Orphan state
IT HAS no membership of the UN. In the Olympics, it competes as “Chinese Taipei”. Most nations don’t recognise it as a country.
The economically dynamic, self-governing island of Taiwan has struggled with diplomatic isolation and a conflicted identity that makes it not quite a sovereign nation – although many Taiwanese insist it is.
It has de facto independence from mainland China, but has never formalised that, so it technically still vies with the mainland to be the “real China”.
Taiwan retains its official name, “Republic of China”, along with a constitution that defines its territory as encompassing all of mainland China. But as far as Communist China is concerned, Taiwan is part of its territory, and it insists that the two sides eventually reunite.
Among Taiwan’s 23.5 million people, sentiment for unification with China is declining. Surveys show significant majorities favour maintaining the status quo of de facto independence.

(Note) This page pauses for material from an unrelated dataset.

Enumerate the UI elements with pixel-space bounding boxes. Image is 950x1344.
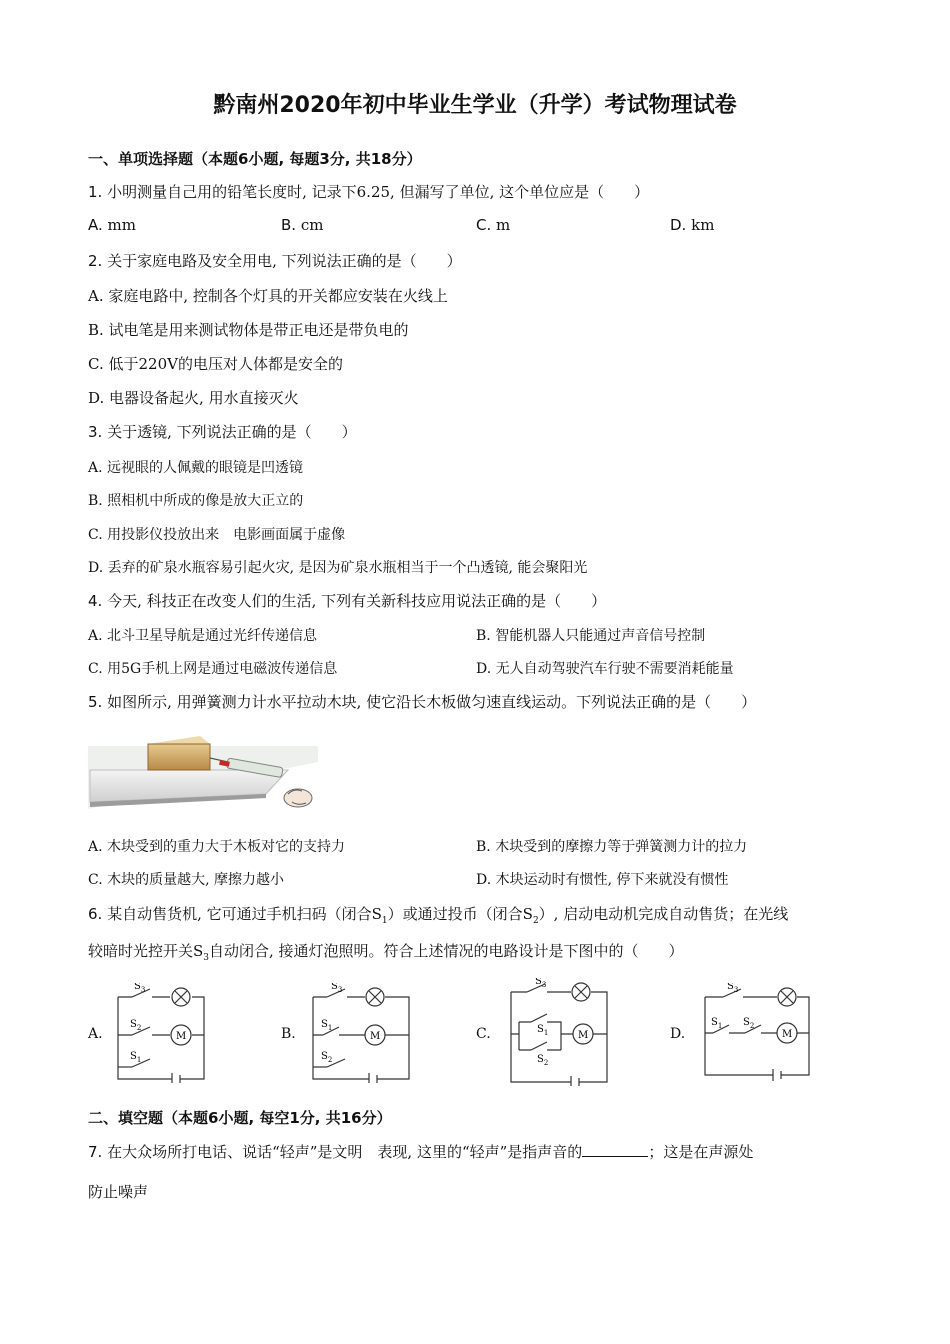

Such contradictions underpin the island’s politics, rising again to the fore with the announcement of talks between the Chinese and Taiwanese presidents in Singapore this weekend – the first since the two sides split in 1949 after China’s civil war.
Taiwan’s complicated identity comes from a tumultuous recent history and, of course, politics.
A former Japanese colony, Taiwan – historically called Formosa, a name given by Portuguese sailors – was handed to the Republic of China under the terms of Japan’s World War II surrender in 1945.
But when Mao Zedong’s Communists won China’s civil war in 1949, Chiang Kai-shek’s defeated Nationalists moved their government wholesale to the island.